The problem is that one-third of Americans currently don’t know how to cook; they’ve fallen prey to the food industry’s endgame. Microwaving is not cooking: it’s boiling water. If you don’t know how to cook, you’re hostage to the food industry for the rest of your life and unwittingly will pass this on to your children. You can farm out the shopping; there are companies that will buy the real food and deliver it to your door for you to assemble. Similarly, you can farm out the cooking: there are other companies that will dirty their kitchen instead of yours. Getting ahead in life isn’t just taking extracurricular classes and joining the debate team—it’s actually cooking and (shocker) spending time
with each other. Not just at the table looking down at your favorite gadget, but actually engaging in meaningful conversation.

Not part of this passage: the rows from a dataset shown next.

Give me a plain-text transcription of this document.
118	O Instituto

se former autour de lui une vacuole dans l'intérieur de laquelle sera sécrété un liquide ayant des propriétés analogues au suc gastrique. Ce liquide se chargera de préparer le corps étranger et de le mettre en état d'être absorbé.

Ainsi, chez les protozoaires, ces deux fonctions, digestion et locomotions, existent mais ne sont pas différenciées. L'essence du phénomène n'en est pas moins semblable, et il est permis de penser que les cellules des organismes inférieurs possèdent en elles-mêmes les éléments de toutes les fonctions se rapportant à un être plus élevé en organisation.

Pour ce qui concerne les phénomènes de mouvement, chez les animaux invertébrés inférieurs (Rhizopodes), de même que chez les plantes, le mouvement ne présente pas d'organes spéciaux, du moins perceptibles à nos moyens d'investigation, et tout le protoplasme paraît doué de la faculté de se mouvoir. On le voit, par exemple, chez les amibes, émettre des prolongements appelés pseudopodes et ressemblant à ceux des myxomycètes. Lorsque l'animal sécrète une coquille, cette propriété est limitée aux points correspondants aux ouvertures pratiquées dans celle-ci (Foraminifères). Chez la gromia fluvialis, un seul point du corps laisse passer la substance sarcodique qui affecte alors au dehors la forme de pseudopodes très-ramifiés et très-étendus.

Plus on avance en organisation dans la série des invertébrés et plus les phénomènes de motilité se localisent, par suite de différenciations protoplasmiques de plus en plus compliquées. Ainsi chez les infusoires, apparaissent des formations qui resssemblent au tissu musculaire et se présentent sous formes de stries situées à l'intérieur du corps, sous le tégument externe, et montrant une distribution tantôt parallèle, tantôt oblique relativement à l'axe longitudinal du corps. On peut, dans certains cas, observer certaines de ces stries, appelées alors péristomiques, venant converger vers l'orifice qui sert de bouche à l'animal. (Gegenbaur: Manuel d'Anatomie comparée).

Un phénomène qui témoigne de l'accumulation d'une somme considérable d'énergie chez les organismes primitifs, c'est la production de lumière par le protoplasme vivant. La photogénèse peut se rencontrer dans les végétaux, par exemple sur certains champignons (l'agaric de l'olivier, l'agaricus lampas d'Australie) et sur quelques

There is nothing that will improve your health, your well-being, your achievement, your sense of accomplishment, your sense of community, and the health and happiness of your family as much as cooking for yourself and enjoying a meal with others. It costs time, to be sure. But it saves money—lots of money—both in food costs and in medical bills.
Processed food is no different from any other substance of abuse. Technology brings along its attendant multitasking and sedentary behavior and sleep deprivation. You may have fallen prey to any or all of these ploys over the last forty years. Yet you didn’t succumb to any of these rewards because you needed them; rather, you wanted them. Maybe because everyone else wanted them, too, as conformity is its own form of stress. Nonetheless, you bought your way in. Just like they planned.